LotRO does suffer from tedious journeying, however. Indeed, tedious journeying is one of those malignant neoplasms of the MMO cell structure: where long journeys are an essential part of realising a fantasy world – helping to bring into focus the scope of that world and its size and structure – LotRO’s quests require soul-numbing back-and-forth journeys across vast landscapes and routes that are somehow miraculously unconnected, requiring the player’s constant attention in order to deal with the ever-inert engineering works on the main horse line:
“This is the 7:35 from West Bree, terminating at Trestlebridge. This is a connection only service; please change at Trestlebridge for Esteldin and Othrikar. Due to works on the line, there is no direct service to Tinnudir, please disembark at Esteldin where a small member of the Apodidae family will take you the rest of the way.”

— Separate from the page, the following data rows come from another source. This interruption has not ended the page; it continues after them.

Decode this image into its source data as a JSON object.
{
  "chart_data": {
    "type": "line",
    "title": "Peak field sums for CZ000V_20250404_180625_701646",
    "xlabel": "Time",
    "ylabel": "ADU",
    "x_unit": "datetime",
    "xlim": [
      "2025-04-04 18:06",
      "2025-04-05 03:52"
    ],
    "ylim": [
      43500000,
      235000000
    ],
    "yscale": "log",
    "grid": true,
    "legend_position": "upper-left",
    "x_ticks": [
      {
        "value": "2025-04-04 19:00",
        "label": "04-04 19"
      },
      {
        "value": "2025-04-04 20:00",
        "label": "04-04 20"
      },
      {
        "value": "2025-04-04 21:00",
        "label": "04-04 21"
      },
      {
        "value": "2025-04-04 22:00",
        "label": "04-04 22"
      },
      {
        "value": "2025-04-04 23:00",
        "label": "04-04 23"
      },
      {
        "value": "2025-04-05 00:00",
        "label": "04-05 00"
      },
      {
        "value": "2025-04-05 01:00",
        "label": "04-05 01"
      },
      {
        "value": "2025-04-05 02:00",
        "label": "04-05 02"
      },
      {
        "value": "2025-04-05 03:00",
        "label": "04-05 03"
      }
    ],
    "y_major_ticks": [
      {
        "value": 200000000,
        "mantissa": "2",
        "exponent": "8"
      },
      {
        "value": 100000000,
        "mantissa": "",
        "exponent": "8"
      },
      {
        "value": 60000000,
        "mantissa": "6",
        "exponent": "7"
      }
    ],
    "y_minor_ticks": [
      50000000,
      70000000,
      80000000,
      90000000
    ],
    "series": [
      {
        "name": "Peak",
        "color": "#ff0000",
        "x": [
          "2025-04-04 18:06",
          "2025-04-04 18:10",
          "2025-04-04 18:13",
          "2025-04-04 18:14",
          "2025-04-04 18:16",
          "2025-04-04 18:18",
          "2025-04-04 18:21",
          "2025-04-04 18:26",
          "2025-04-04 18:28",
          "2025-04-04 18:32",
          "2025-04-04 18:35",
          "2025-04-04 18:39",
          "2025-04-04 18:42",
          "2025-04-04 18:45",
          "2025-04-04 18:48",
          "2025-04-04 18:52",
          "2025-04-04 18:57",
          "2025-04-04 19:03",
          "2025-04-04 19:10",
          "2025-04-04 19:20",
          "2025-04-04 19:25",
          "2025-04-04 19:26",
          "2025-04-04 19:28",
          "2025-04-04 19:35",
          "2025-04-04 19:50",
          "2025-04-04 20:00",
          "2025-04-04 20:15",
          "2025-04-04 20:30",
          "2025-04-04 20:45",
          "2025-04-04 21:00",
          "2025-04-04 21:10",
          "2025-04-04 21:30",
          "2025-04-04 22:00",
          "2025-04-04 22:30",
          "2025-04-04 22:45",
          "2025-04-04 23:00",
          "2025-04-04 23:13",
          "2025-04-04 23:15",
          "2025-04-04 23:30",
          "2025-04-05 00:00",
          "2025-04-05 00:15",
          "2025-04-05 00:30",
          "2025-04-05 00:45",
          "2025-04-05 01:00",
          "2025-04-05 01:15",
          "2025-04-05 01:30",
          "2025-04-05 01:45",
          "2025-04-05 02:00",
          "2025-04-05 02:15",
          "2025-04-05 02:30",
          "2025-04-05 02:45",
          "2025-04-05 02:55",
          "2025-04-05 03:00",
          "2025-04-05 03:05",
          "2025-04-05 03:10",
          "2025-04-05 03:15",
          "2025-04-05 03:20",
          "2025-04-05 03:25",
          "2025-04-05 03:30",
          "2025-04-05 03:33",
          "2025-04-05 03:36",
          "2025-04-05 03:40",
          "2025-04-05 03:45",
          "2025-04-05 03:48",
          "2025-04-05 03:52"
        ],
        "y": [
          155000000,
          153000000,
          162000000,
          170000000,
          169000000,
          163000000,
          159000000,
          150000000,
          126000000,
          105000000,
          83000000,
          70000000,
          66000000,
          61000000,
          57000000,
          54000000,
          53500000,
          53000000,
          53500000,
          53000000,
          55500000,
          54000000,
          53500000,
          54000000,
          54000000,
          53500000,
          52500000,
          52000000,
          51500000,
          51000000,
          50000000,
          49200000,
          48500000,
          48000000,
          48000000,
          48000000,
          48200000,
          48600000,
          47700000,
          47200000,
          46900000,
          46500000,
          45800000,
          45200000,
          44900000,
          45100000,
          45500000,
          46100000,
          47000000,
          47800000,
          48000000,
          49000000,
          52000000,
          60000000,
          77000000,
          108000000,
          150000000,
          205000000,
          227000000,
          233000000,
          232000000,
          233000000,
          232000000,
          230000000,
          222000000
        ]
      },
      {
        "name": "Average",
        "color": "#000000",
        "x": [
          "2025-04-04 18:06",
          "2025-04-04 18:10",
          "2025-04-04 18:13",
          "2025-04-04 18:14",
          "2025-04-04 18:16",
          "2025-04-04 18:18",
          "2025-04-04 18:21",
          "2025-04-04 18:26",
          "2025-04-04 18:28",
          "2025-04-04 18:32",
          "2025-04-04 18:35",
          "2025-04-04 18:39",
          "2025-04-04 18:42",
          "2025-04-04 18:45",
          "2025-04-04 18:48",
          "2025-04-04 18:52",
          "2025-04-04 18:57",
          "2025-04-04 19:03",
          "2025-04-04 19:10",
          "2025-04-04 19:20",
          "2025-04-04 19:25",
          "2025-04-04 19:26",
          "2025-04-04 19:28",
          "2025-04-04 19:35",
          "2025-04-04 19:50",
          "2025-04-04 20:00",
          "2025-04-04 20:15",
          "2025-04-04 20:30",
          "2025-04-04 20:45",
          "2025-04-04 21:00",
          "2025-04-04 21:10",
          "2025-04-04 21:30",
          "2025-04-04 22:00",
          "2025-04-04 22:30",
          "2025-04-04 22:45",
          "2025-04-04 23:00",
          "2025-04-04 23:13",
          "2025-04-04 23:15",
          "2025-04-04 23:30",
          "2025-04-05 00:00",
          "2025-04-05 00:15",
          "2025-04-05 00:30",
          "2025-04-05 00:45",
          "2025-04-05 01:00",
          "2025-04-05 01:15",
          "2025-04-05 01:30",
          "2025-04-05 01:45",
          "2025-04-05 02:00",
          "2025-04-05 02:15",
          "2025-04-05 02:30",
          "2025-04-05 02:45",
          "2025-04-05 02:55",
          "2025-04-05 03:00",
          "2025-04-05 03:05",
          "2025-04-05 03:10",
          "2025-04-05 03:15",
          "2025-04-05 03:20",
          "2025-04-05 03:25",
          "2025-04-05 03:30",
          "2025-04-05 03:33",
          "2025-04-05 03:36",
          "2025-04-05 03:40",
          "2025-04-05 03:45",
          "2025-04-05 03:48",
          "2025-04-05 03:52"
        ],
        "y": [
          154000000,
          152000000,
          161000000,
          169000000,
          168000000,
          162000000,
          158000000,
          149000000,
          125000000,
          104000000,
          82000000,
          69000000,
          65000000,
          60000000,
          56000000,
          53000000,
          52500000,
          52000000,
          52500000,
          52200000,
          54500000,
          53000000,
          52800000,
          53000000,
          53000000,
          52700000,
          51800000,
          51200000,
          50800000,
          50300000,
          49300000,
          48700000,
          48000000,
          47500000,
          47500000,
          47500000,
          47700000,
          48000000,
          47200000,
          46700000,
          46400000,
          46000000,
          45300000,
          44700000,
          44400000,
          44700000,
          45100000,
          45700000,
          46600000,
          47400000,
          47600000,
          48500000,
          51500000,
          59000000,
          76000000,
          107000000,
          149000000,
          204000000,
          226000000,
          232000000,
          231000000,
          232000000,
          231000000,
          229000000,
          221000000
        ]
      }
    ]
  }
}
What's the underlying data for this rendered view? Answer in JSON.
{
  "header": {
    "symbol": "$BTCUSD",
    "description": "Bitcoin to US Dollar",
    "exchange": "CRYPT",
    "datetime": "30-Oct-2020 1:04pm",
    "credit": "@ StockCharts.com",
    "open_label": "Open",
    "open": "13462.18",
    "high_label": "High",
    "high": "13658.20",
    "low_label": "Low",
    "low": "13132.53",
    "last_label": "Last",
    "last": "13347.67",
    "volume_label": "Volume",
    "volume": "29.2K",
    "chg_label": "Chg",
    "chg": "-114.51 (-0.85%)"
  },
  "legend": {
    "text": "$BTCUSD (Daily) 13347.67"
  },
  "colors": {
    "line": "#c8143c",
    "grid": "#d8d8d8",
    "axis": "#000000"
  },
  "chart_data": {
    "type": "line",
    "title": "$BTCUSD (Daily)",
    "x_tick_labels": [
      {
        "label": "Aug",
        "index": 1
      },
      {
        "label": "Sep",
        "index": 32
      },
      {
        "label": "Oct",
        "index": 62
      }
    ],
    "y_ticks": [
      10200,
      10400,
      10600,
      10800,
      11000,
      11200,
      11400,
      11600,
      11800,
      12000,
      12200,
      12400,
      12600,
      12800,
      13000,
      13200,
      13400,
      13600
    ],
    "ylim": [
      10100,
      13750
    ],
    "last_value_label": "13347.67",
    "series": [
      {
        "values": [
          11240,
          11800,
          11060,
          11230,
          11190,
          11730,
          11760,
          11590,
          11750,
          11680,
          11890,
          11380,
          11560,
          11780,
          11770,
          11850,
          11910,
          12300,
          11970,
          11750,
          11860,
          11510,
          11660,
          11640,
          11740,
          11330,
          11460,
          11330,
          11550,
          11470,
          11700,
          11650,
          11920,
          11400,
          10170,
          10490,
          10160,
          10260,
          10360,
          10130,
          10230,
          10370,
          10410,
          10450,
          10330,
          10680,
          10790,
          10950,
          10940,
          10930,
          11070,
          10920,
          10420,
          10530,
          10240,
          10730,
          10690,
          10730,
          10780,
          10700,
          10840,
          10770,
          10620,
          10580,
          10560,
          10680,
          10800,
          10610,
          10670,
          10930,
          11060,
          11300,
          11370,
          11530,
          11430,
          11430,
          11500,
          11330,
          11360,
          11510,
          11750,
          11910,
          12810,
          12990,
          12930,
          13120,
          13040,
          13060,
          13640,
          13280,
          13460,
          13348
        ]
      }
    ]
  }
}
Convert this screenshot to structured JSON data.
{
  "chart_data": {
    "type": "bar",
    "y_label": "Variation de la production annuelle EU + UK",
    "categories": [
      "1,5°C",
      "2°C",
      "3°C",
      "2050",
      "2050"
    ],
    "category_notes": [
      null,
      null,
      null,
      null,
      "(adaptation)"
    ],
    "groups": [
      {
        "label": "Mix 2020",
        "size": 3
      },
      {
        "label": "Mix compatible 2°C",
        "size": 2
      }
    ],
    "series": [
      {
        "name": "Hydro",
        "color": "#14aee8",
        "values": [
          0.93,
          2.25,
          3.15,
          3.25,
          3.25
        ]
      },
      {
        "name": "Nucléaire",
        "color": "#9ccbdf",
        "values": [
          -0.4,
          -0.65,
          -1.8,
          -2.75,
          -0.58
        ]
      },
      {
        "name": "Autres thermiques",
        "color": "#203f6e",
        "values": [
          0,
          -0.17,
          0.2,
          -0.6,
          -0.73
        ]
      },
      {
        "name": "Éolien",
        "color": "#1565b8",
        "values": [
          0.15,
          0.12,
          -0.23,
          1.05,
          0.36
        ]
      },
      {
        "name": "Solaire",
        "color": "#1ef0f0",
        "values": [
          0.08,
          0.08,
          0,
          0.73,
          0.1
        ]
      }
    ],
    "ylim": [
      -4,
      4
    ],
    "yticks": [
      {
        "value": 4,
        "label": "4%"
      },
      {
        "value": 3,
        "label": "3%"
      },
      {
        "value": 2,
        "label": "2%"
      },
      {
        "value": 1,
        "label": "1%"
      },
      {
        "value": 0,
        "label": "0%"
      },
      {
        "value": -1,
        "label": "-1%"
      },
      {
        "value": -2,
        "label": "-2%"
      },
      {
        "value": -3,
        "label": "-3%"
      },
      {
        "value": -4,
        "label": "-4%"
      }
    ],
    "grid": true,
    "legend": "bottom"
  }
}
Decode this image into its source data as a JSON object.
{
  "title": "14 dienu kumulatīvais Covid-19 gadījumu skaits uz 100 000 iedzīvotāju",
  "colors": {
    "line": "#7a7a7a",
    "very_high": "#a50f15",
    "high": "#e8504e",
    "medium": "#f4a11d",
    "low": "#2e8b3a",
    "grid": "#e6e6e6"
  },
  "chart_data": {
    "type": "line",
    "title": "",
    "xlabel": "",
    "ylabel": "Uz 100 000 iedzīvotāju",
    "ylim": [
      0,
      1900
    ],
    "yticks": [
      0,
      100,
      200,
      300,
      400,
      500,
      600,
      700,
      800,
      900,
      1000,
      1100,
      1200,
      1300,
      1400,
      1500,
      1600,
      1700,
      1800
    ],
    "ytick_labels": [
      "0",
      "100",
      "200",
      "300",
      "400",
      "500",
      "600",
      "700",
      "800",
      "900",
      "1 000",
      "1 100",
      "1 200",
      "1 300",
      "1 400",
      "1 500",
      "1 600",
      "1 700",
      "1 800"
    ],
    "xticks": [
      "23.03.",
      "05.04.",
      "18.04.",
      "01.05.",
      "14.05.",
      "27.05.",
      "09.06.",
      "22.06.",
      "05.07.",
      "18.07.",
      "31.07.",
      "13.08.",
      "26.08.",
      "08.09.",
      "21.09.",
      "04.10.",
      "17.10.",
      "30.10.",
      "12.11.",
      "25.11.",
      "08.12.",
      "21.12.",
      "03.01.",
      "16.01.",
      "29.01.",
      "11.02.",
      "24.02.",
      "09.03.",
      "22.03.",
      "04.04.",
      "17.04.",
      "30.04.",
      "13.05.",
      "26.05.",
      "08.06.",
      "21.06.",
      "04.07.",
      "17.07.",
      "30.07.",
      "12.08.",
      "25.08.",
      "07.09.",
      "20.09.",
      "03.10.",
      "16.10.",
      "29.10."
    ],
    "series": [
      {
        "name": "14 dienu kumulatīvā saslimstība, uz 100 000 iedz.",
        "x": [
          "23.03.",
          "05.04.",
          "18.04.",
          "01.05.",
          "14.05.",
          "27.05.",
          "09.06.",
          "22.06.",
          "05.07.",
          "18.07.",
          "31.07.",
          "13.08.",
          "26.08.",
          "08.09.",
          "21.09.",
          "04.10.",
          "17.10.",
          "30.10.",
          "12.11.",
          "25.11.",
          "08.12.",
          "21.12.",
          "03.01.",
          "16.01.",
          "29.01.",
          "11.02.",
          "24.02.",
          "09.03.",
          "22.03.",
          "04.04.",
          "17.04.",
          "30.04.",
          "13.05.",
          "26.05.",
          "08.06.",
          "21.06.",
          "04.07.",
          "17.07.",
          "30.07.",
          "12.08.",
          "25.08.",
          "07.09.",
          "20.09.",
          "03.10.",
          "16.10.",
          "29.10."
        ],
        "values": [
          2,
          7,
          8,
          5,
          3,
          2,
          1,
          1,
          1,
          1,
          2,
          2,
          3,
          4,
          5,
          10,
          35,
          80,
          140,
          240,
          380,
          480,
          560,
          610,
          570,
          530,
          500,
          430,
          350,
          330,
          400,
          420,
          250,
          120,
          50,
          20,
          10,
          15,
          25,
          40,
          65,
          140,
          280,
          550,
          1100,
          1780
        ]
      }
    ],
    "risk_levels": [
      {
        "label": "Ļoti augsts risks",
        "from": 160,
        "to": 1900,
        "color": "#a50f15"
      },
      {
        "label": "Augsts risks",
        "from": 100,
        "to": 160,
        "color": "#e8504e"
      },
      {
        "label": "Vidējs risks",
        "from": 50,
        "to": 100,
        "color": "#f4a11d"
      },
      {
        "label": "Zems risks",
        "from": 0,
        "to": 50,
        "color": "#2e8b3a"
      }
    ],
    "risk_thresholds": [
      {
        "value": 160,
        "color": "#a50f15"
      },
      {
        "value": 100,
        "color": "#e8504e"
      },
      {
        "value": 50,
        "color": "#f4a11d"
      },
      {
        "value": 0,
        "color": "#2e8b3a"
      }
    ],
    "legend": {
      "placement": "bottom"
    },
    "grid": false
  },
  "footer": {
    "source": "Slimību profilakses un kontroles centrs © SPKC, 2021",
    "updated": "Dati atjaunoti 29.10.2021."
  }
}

One imagines that the ‘dismount’ option, initially planned to allow players to hop off half way between horse stops in order to provide a modicum of flexibility in their travel arrangements, is now used by players to dismount at the top of a steep mountain or halfway across a bridge, so that they can launch their character off into a deep ravine in protest at the amount of time they’ve spent staring at a poorly modelled horse’s arse. For a game that forces players to spend so much time riding around on horses, you would have thought that Turbine would have made more effort when they crafted the horse models, rather than gluing four stilts to a giant kidney bean and then plopping a strangely-necked horse head on top. One can only hope that they’re going to revamp the horse models for the much rumoured Rohan expansion, otherwise the Charge of the Rohirrim will be a very messy affair, mainly from the main cast of characters throwing up on themselves as they bear witness to the terrifying sight of LotRO’s recreation of the event, as though a thousand My Little Ponies crashed into a patch of Garbage Pail Kids.
Despite my complaints (and you’d know it wasn’t me if I wasn’t complaining), I’m still enjoying LotRO immensely. I’ll hopefully have a post soon which discusses some of the highlights, as well as some more niggling issues, and perhaps also a report on the further adventures of Bjomolf Byrnison the dwarf Champion. All sorts of exciting adventures have been had, friends made, achievements accomplished. I’ll give you a little sneak peek into what has happened recently though, something both momentous and painful. The stout and sturdy little fellow has just spent nearly all of his savings so far in one fell swoop. Guess what, that was the momentous part.
The painful part was that he used the money to buy a giant kidney bean on stilts…
Yeah, I’ve noticed LotRO’s travel system is a bit, uh, “special”. The higher level areas are particularly painful, as they require you to grind rep to get the good fast travel paths. That’s mostly just annoying, especially since very little of the old “high level” content is worth grinding anymore. So, I’m expected to do the slow travel option. Blah.
And, yes, the horse animations are awful. My elf champion bounces all around the automated horses. It’s not so bad on my personal horse, though. But, if the worst we can snark about is the stupid horses, the game has done pretty well overall. :)
The higher level areas are particularly painful, as they require you to grind rep to get the good fast travel paths.
Oh dear, that’s most disappointing. Still, as long as one can still get about – albeit in second class, squashed between the overly cake-fed lady and the portly gentleman with the bag of exotic cheeses – I guess one can’t complain; well, not if one is English at least, that’s the law.
But, if the worst we can snark about is the stupid horses, the game has done pretty well overall.
Then I should warn you now: I have… A List.